Texte et photos : Guillaume Macé
La Guyane française c’est 8 000 000 hectares de forêt amazonienne et de rivières. Six peuples amérindiens subsistent entre modernisme et tradition. Alex et Neyttan, deux amérindiens de la tribu wayana m’emmènent sur le haut Tampok à deux jours de pirogue de toute civilisation. Ici, en plein cœur du parc amazonien de Guyane, le décor est à couper le souffle. Dans le ciel, des aras rouges et bleus, des toucans à bec jaune, ainsi que des aigles nous survolent en poussant des cris stridents. Dans des arbres fromagers de plus de 40 mètres quelques singes écureuils sautent de branches en branches. Quelques papillons morpho bleu métallique ou vert brillant et noirs traversent la rivière devant nous.

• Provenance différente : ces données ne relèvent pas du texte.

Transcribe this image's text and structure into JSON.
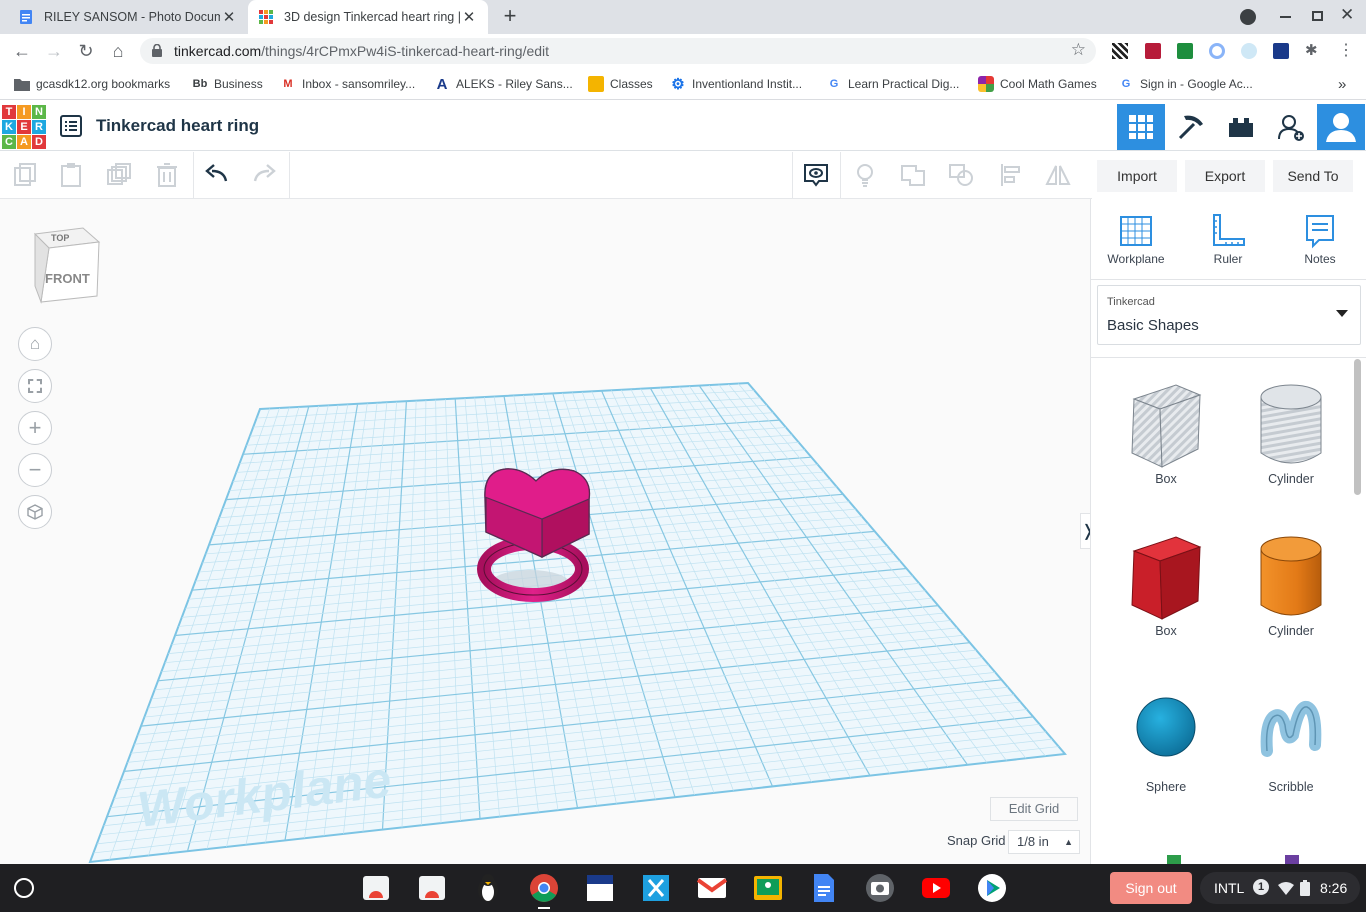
{
  "browser": {
    "tabs": [
      {
        "title": "RILEY SANSOM - Photo Documen",
        "active": false,
        "close": "✕"
      },
      {
        "title": "3D design Tinkercad heart ring |",
        "active": true,
        "close": "✕"
      }
    ],
    "new_tab": "+",
    "url_host": "tinkercad.com",
    "url_path": "/things/4rCPmxPw4iS-tinkercad-heart-ring/edit",
    "bookmarks": [
      {
        "label": "gcasdk12.org bookmarks",
        "icon": "folder-icon"
      },
      {
        "label": "Business",
        "icon": "blackboard-icon",
        "glyph": "Bb"
      },
      {
        "label": "Inbox - sansomriley...",
        "icon": "gmail-icon",
        "glyph": "M"
      },
      {
        "label": "ALEKS - Riley Sans...",
        "icon": "aleks-icon",
        "glyph": "A"
      },
      {
        "label": "Classes",
        "icon": "classroom-icon"
      },
      {
        "label": "Inventionland Instit...",
        "icon": "gear-icon"
      },
      {
        "label": "Learn Practical Dig...",
        "icon": "google-icon",
        "glyph": "G"
      },
      {
        "label": "Cool Math Games",
        "icon": "coolmath-icon"
      },
      {
        "label": "Sign in - Google Ac...",
        "icon": "google-icon",
        "glyph": "G"
      }
    ],
    "more_bookmarks": "»"
  },
  "tinkercad": {
    "logo_letters": [
      "T",
      "I",
      "N",
      "K",
      "E",
      "R",
      "C",
      "A",
      "D"
    ],
    "design_title": "Tinkercad heart ring",
    "actions": {
      "import": "Import",
      "export": "Export",
      "send_to": "Send To"
    },
    "viewcube": {
      "top": "TOP",
      "front": "FRONT"
    },
    "workplane_label": "Workplane",
    "edit_grid": "Edit Grid",
    "snap_grid_label": "Snap Grid",
    "snap_grid_value": "1/8 in",
    "panel_toggle": "❭",
    "panel_tools": [
      {
        "label": "Workplane",
        "icon": "workplane-icon"
      },
      {
        "label": "Ruler",
        "icon": "ruler-icon"
      },
      {
        "label": "Notes",
        "icon": "notes-icon"
      }
    ],
    "library": {
      "provider": "Tinkercad",
      "selected": "Basic Shapes"
    },
    "shapes": [
      {
        "label": "Box",
        "icon": "box-hole-icon"
      },
      {
        "label": "Cylinder",
        "icon": "cylinder-hole-icon"
      },
      {
        "label": "Box",
        "icon": "box-red-icon",
        "color": "#d0202a"
      },
      {
        "label": "Cylinder",
        "icon": "cylinder-orange-icon",
        "color": "#e37a17"
      },
      {
        "label": "Sphere",
        "icon": "sphere-icon",
        "color": "#1596c8"
      },
      {
        "label": "Scribble",
        "icon": "scribble-icon",
        "color": "#8fc3e0"
      }
    ]
  },
  "os": {
    "sign_out": "Sign out",
    "ime": "INTL",
    "notification_count": "1",
    "time": "8:26"
  },
  "colors": {
    "ring": "#d7187f",
    "accent_blue": "#2d8fe0",
    "grid": "#9ed3ea"
  }
}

La forêt est très dense par endroit. Quelques iguanes plongent dans l’eau effrayés par notre passage.
Le camping dans la jungle
Nous arrivons sur des sauts (zone de chutes d’eau et de rapides sur la rivière) endroit idéal pour trouver les Aïmara. Les amérindiens, habitués à bivouaquer en forêt disposent à différents endroits sur les berges, des campements faits de quelques morceaux de bois. Ces structures appelées « des carbets », une fois bâchées nous serviront d’abris pour la nuit. La structure périphérique est souvent déjà assemblée avec une largeur de 4 m pour pouvoir disposer des hamacs. Pour ma part, j’avais prévu un hamac d’expédition avec moustiquaire et bâche. Deux arbres me suffiront pour m’installer rapidement. Au sol, il faudra nettoyer un peu et vérifier qu’il n’y ait pas de scorpions, araignées ou scolopendres. Les chaussures resteront en hauteur dans un sac ou à l’envers sur un pieu de bois. Nous n’avons pas été trop embêtés par les moustiques en forêt. Par contre matin et soir au campement les taons de la forêt amazonienne ne nous ont pas laissé beaucoup de répit. Il faut d’ailleurs faire attention à leur piqûre car ils peuvent donner le ver macaque : un parasite qui se développe sous la peau et provoque de terribles démangeaisons. J’ai aussi réussi à intercepter une tique appelée le pou d’Agouti, en train de me grimper dessus un matin. Le camping ici ,vous l’avez compris n’est pas sans risque! Mais quel pied de s’endormir bercé par les bruits de la forêt ! Seuls quelques singes hurleurs viendront de temps en temps perturber mes nuits.
Mon premier Aïmara
Je commence à prospecter tout doucement tous les amortis derrière les rochers, ainsi que les embâcles qui jonchent la rivière. Je m’aventure tout doucement dans l’eau. Alex me dit de faire gaffe : ici il y a des raies sur le fond et leurs piqures sont très douloureuses. Sous ses conseils, je fais attention quand je traverse en chassant le fond avec mes pieds et en croisant les doigts de ne pas en rencontrer une. Ici dans l’eau, entre les grosses anguilles électriques qui peuvent envoyer 800 volts, les caïmans, les anacondas, les piranhas et les aïmaras qui ont réputation de se jeter sur tout ce qui bouge, je réalise que cette nature sauvage est des plus hostile et que chaque erreur peut se payer cash. 20 minutes de pêche plus tard… alors que mon streamer impacte l’eau prêt d’un amas de branche, la surface de l’eau explose et me voilà pendu à mon premier aïmara, « Yess! »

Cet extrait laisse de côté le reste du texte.